Clinicians Push Back on FDA's Proposed OTC Hearing Aids Rule
Though comments aren't due until Jan. 18 in the Food and Drug Administration’s rulemaking to create a category of affordable over-the-counter hearing aids for U.S. adults with mild to moderate hearing loss, audiologists and other clinicians have already begun voicing concerns that the agency’s proposed OTC hearing aids rule poses risks to consumers’ health and safety.
Hearing loss affects an estimated 30 million people in the U.S. “and can have a significant impact on communication, social participation, and overall health and quality of life,” said the FDA’s Oct. 20 OTC rulemaking notice. “Despite the high prevalence and public health impact of hearing loss, only about one-fifth of people who could benefit from a hearing aid seek intervention,” it said, citing the high costs of prescription devices among several “barriers” to adoption. "We believe the proposals set forth in this rulemaking will protect the public health by providing reasonable assurance of safety and effectiveness for hearing aids, as well as promote the hearing health of Americans by lowering barriers to access and fostering innovation in hearing aid technology."
The FDA proposed setting a maximum output level of 115 dB of amplification on OTC hearing aids “as a general rule to balance consumer safety with device performance” but would permit a 120 dB maximum on devices with a user-adjustable volume control, it said. The parameters are generally in line with those of the Personal Sound Amplification Performance Criteria standard (ANSI/CTA-2051) approved by the American National Standards Institute and CTA in January 2017. ANSI/CTA-2051 is available for free download at the CTA store.
The agency shunned proposing limits on a device’s “gain” -- defined as the ratio between its output and input -- because “the proposed maximum output limit (together with the other proposed requirements) will provide reasonable assurance of safety and effectiveness,” it said. It also worried that mandating a gain limit “may unduly constrain the design of effective devices,” and that “appropriate gain settings for one device may not be appropriate for another device of a different design,” it said.

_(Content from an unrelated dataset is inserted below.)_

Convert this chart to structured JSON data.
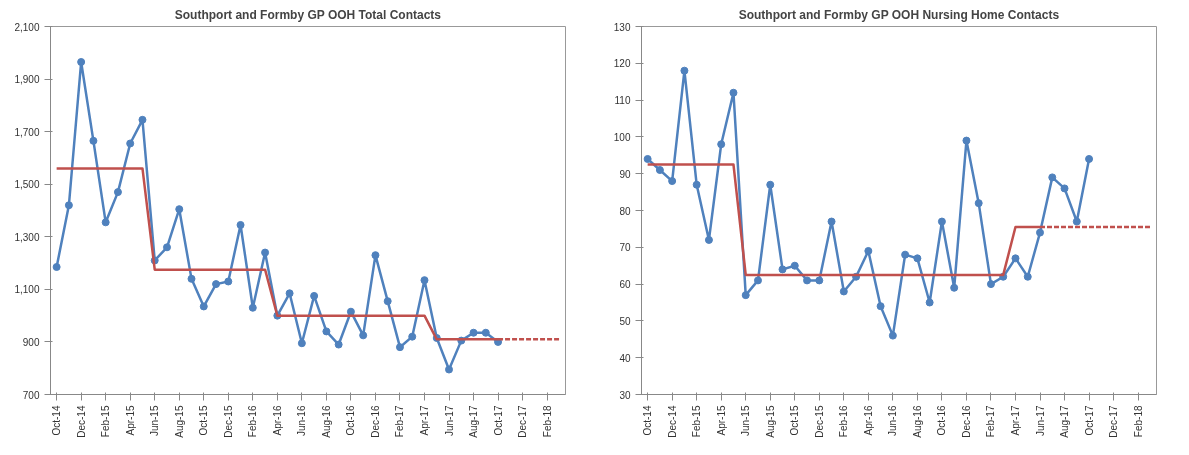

Those attributes didn’t sit well with audiologist Kristen Kramer, who believes “proper guardrails must be in place to protect and best assist an individual’s hearing,” she commented Friday in docket FDA-2021-N-0555. She wants the agency to impose gain limits of 25 dB in OTC devices and lower their maximum allowed output to 100 dB, she said. Her comments typified dozens filed since the rulemaking notice, many from clinical professionals urging the agency to rethink its decisions on maximum output levels and gain limits.

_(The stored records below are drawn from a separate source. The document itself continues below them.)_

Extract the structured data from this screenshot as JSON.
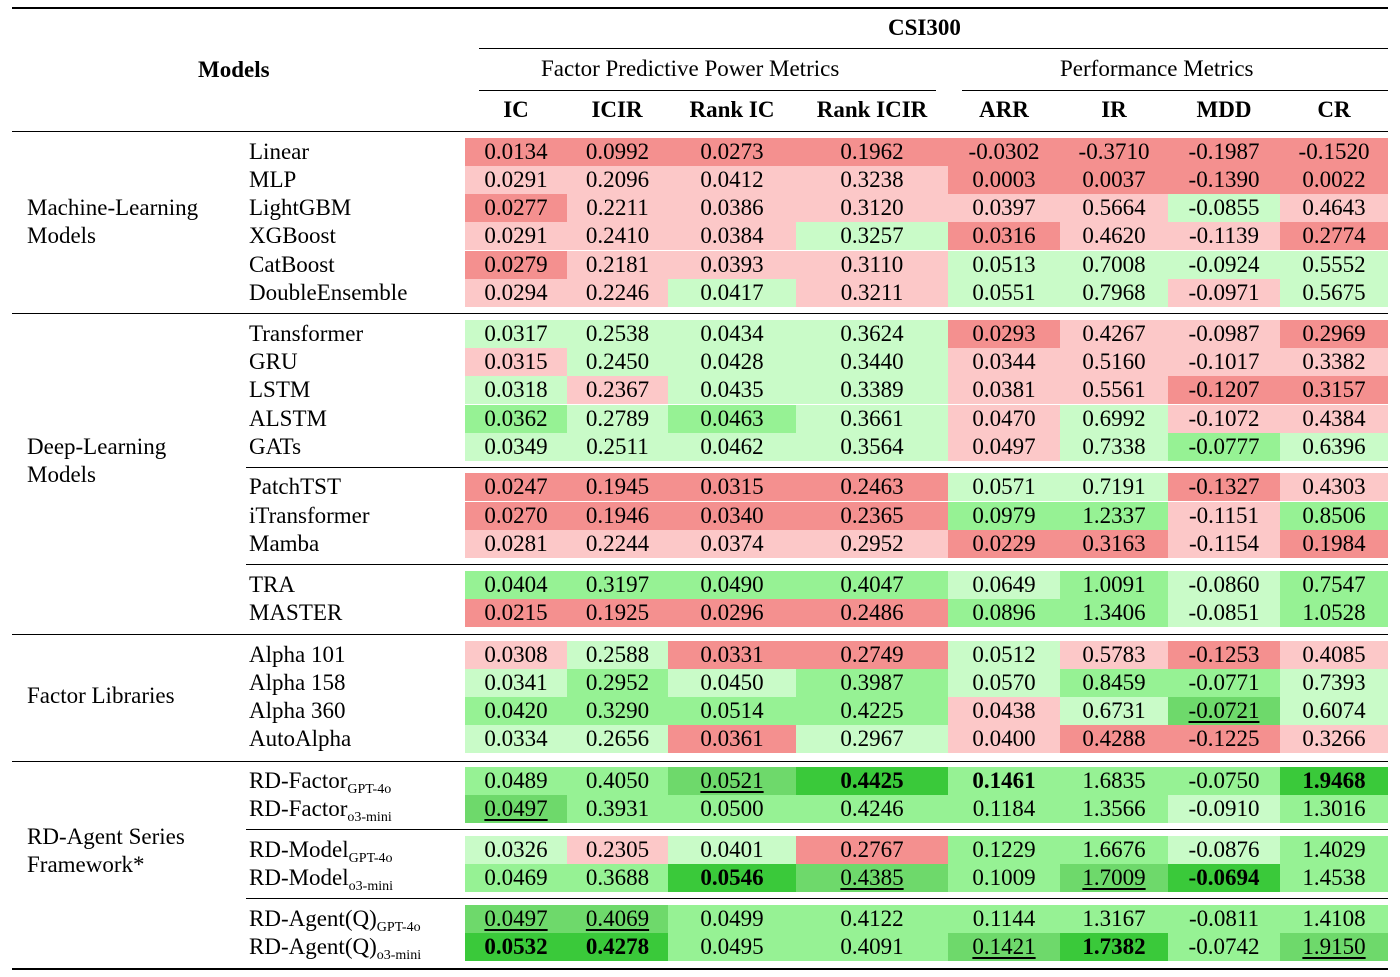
{
  "header": {
    "dataset": "CSI300",
    "models_label": "Models",
    "group1": "Factor Predictive Power Metrics",
    "group2": "Performance Metrics",
    "columns": [
      "IC",
      "ICIR",
      "Rank IC",
      "Rank ICIR",
      "ARR",
      "IR",
      "MDD",
      "CR"
    ]
  },
  "palette": {
    "R": "#f4908f",
    "r": "#fcc8c8",
    "g": "#c9fbc8",
    "G": "#96f294",
    "D": "#6ed96b",
    "K": "#3ac93a"
  },
  "sections": [
    {
      "label": "Machine-Learning\nModels",
      "groups": [
        [
          {
            "model": "Linear",
            "values": [
              "0.0134",
              "0.0992",
              "0.0273",
              "0.1962",
              "-0.0302",
              "-0.3710",
              "-0.1987",
              "-0.1520"
            ],
            "colors": "RRRRRRRR"
          },
          {
            "model": "MLP",
            "values": [
              "0.0291",
              "0.2096",
              "0.0412",
              "0.3238",
              "0.0003",
              "0.0037",
              "-0.1390",
              "0.0022"
            ],
            "colors": "rrrrRRRR"
          },
          {
            "model": "LightGBM",
            "values": [
              "0.0277",
              "0.2211",
              "0.0386",
              "0.3120",
              "0.0397",
              "0.5664",
              "-0.0855",
              "0.4643"
            ],
            "colors": "Rrrrrrgr"
          },
          {
            "model": "XGBoost",
            "values": [
              "0.0291",
              "0.2410",
              "0.0384",
              "0.3257",
              "0.0316",
              "0.4620",
              "-0.1139",
              "0.2774"
            ],
            "colors": "rrrgRrrR"
          },
          {
            "model": "CatBoost",
            "values": [
              "0.0279",
              "0.2181",
              "0.0393",
              "0.3110",
              "0.0513",
              "0.7008",
              "-0.0924",
              "0.5552"
            ],
            "colors": "Rrrrgggg"
          },
          {
            "model": "DoubleEnsemble",
            "values": [
              "0.0294",
              "0.2246",
              "0.0417",
              "0.3211",
              "0.0551",
              "0.7968",
              "-0.0971",
              "0.5675"
            ],
            "colors": "rrgrggrg"
          }
        ]
      ]
    },
    {
      "label": "Deep-Learning\nModels",
      "groups": [
        [
          {
            "model": "Transformer",
            "values": [
              "0.0317",
              "0.2538",
              "0.0434",
              "0.3624",
              "0.0293",
              "0.4267",
              "-0.0987",
              "0.2969"
            ],
            "colors": "ggggRrrR"
          },
          {
            "model": "GRU",
            "values": [
              "0.0315",
              "0.2450",
              "0.0428",
              "0.3440",
              "0.0344",
              "0.5160",
              "-0.1017",
              "0.3382"
            ],
            "colors": "rgggrrrr"
          },
          {
            "model": "LSTM",
            "values": [
              "0.0318",
              "0.2367",
              "0.0435",
              "0.3389",
              "0.0381",
              "0.5561",
              "-0.1207",
              "0.3157"
            ],
            "colors": "grggrrRR"
          },
          {
            "model": "ALSTM",
            "values": [
              "0.0362",
              "0.2789",
              "0.0463",
              "0.3661",
              "0.0470",
              "0.6992",
              "-0.1072",
              "0.4384"
            ],
            "colors": "GgGgrgrr"
          },
          {
            "model": "GATs",
            "values": [
              "0.0349",
              "0.2511",
              "0.0462",
              "0.3564",
              "0.0497",
              "0.7338",
              "-0.0777",
              "0.6396"
            ],
            "colors": "ggggrgGg"
          }
        ],
        [
          {
            "model": "PatchTST",
            "values": [
              "0.0247",
              "0.1945",
              "0.0315",
              "0.2463",
              "0.0571",
              "0.7191",
              "-0.1327",
              "0.4303"
            ],
            "colors": "RRRRggRr"
          },
          {
            "model": "iTransformer",
            "values": [
              "0.0270",
              "0.1946",
              "0.0340",
              "0.2365",
              "0.0979",
              "1.2337",
              "-0.1151",
              "0.8506"
            ],
            "colors": "RRRRGGrG"
          },
          {
            "model": "Mamba",
            "values": [
              "0.0281",
              "0.2244",
              "0.0374",
              "0.2952",
              "0.0229",
              "0.3163",
              "-0.1154",
              "0.1984"
            ],
            "colors": "rrrrRRrR"
          }
        ],
        [
          {
            "model": "TRA",
            "values": [
              "0.0404",
              "0.3197",
              "0.0490",
              "0.4047",
              "0.0649",
              "1.0091",
              "-0.0860",
              "0.7547"
            ],
            "colors": "GGGGgGgG"
          },
          {
            "model": "MASTER",
            "values": [
              "0.0215",
              "0.1925",
              "0.0296",
              "0.2486",
              "0.0896",
              "1.3406",
              "-0.0851",
              "1.0528"
            ],
            "colors": "RRRRGGgG"
          }
        ]
      ]
    },
    {
      "label": "Factor Libraries",
      "groups": [
        [
          {
            "model": "Alpha 101",
            "values": [
              "0.0308",
              "0.2588",
              "0.0331",
              "0.2749",
              "0.0512",
              "0.5783",
              "-0.1253",
              "0.4085"
            ],
            "colors": "rgRRgrRr"
          },
          {
            "model": "Alpha 158",
            "values": [
              "0.0341",
              "0.2952",
              "0.0450",
              "0.3987",
              "0.0570",
              "0.8459",
              "-0.0771",
              "0.7393"
            ],
            "colors": "gGgGgGGg"
          },
          {
            "model": "Alpha 360",
            "values": [
              "0.0420",
              "0.3290",
              "0.0514",
              "0.4225",
              "0.0438",
              "0.6731",
              "-0.0721",
              "0.6074"
            ],
            "colors": "GGGGrgDg",
            "underline": [
              6
            ]
          },
          {
            "model": "AutoAlpha",
            "values": [
              "0.0334",
              "0.2656",
              "0.0361",
              "0.2967",
              "0.0400",
              "0.4288",
              "-0.1225",
              "0.3266"
            ],
            "colors": "ggRgrRRr"
          }
        ]
      ]
    },
    {
      "label": "RD-Agent Series\nFramework*",
      "groups": [
        [
          {
            "model": "RD-Factor",
            "sub": "GPT-4o",
            "values": [
              "0.0489",
              "0.4050",
              "0.0521",
              "0.4425",
              "0.1461",
              "1.6835",
              "-0.0750",
              "1.9468"
            ],
            "colors": "GGDKGGGK",
            "bold": [
              3,
              4,
              7
            ],
            "underline": [
              2
            ]
          },
          {
            "model": "RD-Factor",
            "sub": "o3-mini",
            "values": [
              "0.0497",
              "0.3931",
              "0.0500",
              "0.4246",
              "0.1184",
              "1.3566",
              "-0.0910",
              "1.3016"
            ],
            "colors": "DGGGGGgG",
            "underline": [
              0
            ]
          }
        ],
        [
          {
            "model": "RD-Model",
            "sub": "GPT-4o",
            "values": [
              "0.0326",
              "0.2305",
              "0.0401",
              "0.2767",
              "0.1229",
              "1.6676",
              "-0.0876",
              "1.4029"
            ],
            "colors": "grgRGGgG"
          },
          {
            "model": "RD-Model",
            "sub": "o3-mini",
            "values": [
              "0.0469",
              "0.3688",
              "0.0546",
              "0.4385",
              "0.1009",
              "1.7009",
              "-0.0694",
              "1.4538"
            ],
            "colors": "GGKDGDKG",
            "bold": [
              2,
              6
            ],
            "underline": [
              3,
              5
            ]
          }
        ],
        [
          {
            "model": "RD-Agent(Q)",
            "sub": "GPT-4o",
            "values": [
              "0.0497",
              "0.4069",
              "0.0499",
              "0.4122",
              "0.1144",
              "1.3167",
              "-0.0811",
              "1.4108"
            ],
            "colors": "DDGGGGGG",
            "underline": [
              0,
              1
            ]
          },
          {
            "model": "RD-Agent(Q)",
            "sub": "o3-mini",
            "values": [
              "0.0532",
              "0.4278",
              "0.0495",
              "0.4091",
              "0.1421",
              "1.7382",
              "-0.0742",
              "1.9150"
            ],
            "colors": "KKGGDKGD",
            "bold": [
              0,
              1,
              5
            ],
            "underline": [
              4,
              7
            ]
          }
        ]
      ]
    }
  ]
}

Kramer also wants “enhanced enforcement mechanisms” in the rule “to prevent sales to minors,” and asked the FDA to adopt “labeling validation to ensure users can accurately self-diagnose their level of hearing loss,” she said. “As a hearing healthcare professional,” said Kramer, “I am personally committed to ensuring each patient who comes through my door is informed and confident in the decisions we make" on hearing loss. She fears OTC hearing aids risk costing consumers “significantly more” to their personal health and safety than OTC reading glasses for vision loss, she said.

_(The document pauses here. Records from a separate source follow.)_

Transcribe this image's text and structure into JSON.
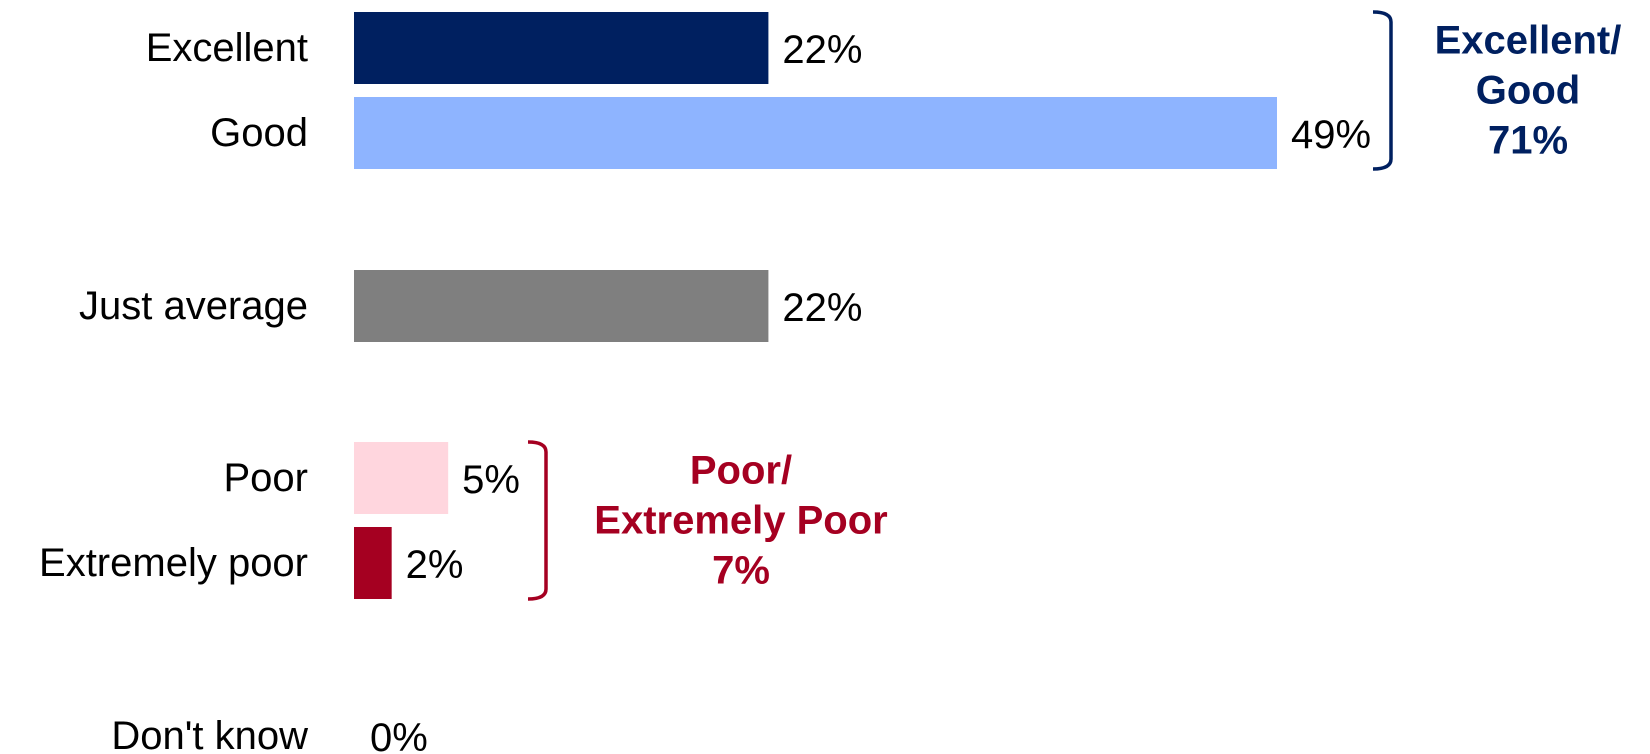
{
  "chart_data": {
    "type": "bar",
    "orientation": "horizontal",
    "categories": [
      "Excellent",
      "Good",
      "Just average",
      "Poor",
      "Extremely poor",
      "Don't know"
    ],
    "values": [
      22,
      49,
      22,
      5,
      2,
      0
    ],
    "value_labels": [
      "22%",
      "49%",
      "22%",
      "5%",
      "2%",
      "0%"
    ],
    "colors": [
      "#002060",
      "#8EB4FF",
      "#7F7F7F",
      "#FFD6DE",
      "#A50021",
      "#FFFFFF"
    ],
    "xlim": [
      0,
      55
    ],
    "grid": false,
    "legend": "none",
    "groups": [
      {
        "members": [
          "Excellent",
          "Good"
        ],
        "label_line1": "Excellent/",
        "label_line2": "Good",
        "value_label": "71%",
        "value": 71,
        "color": "#002060"
      },
      {
        "members": [
          "Poor",
          "Extremely poor"
        ],
        "label_line1": "Poor/",
        "label_line2": "Extremely Poor",
        "value_label": "7%",
        "value": 7,
        "color": "#A50021"
      }
    ]
  }
}
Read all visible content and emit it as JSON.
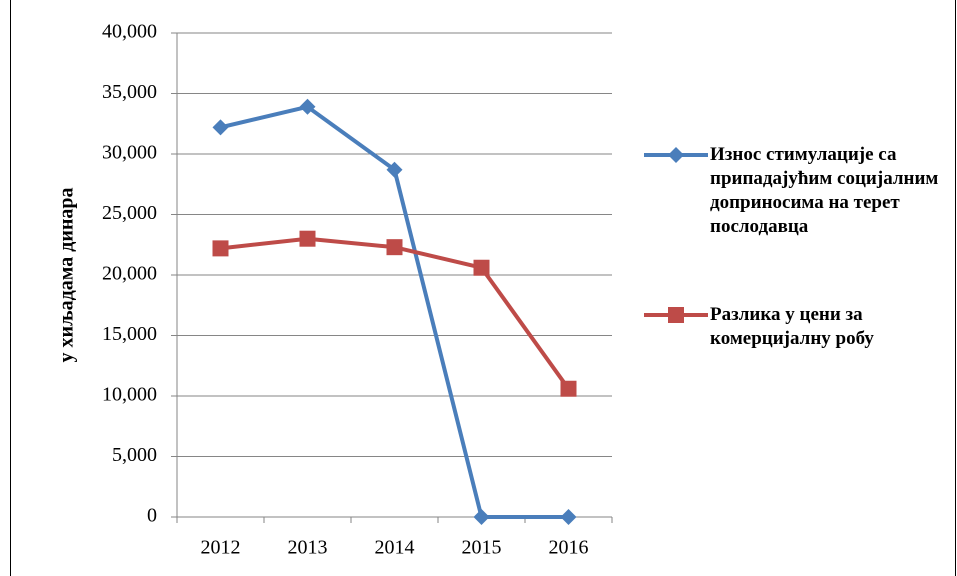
{
  "chart_data": {
    "type": "line",
    "y_label": "у хиљадама динара",
    "categories": [
      "2012",
      "2013",
      "2014",
      "2015",
      "2016"
    ],
    "series": [
      {
        "name": "Износ стимулације са припадајућим социјалним доприносима на терет послодавца",
        "color": "#4a7ebb",
        "marker": "diamond",
        "values": [
          32200,
          33900,
          28700,
          0,
          0
        ]
      },
      {
        "name": "Разлика у цени за комерцијалну робу",
        "color": "#be4b48",
        "marker": "square",
        "values": [
          22200,
          23000,
          22300,
          20600,
          10600
        ]
      }
    ],
    "ylim": [
      0,
      40000
    ],
    "yticks": [
      0,
      {
        "value": 5000,
        "label": "5,000"
      },
      {
        "value": 10000,
        "label": "10,000"
      },
      {
        "value": 15000,
        "label": "15,000"
      },
      {
        "value": 20000,
        "label": "20,000"
      },
      {
        "value": 25000,
        "label": "25,000"
      },
      {
        "value": 30000,
        "label": "30,000"
      },
      {
        "value": 35000,
        "label": "35,000"
      },
      {
        "value": 40000,
        "label": "40,000"
      }
    ],
    "grid": true,
    "legend": "right"
  }
}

The FDA’s omission of a gain limit in OTC hearing aids “could distort speech and lead to overamplification in devices intended for mild to moderate hearing loss,” commented Columbia University ear, nose and throat specialist Anil Lalwani. “If the amount of gain present in the amplifier is too high, it will overload, saturate and distort the input signal causing distortion for the user,” he said last month. Omitting a gain limit “is especially problematic because it could make the device not safe for extended use on a daily basis,” he said. “What is the point of making a device accessible if it is bound to be ineffective and unsafe?”
President Joe Biden’s July 9 executive order said the FDA should “promote the wide availability of low-cost hearing aids” by putting the proposed rule out for comment within 120 days after the agency missed its August 2020 rulemaking deadline for creating the OTC category under the 2017 FDA Reauthorization Act (see 2107100001).
CTA applied in June 2018 to trademark a certification logo for OTC hearing aids compliant with ANSI/CTA-2051, but the delay cost CTA its certification mark when it became clear the association would be unable to demonstrate the logo’s deployment in commercial products, as the Patent and Trademark Office required, by next month’s statutory deadline. CTA’s application died Aug. 30 after the association decided to forego a fifth and final deadline extension request for submitting a statement of use.
The FDA’s Oct. 20 rulemaking notice proposed making the final OTC hearing aid rule effective 60 days after its publication in the Federal Register. CTA didn’t comment Monday about whether it plans to resurrect the logo application, and when.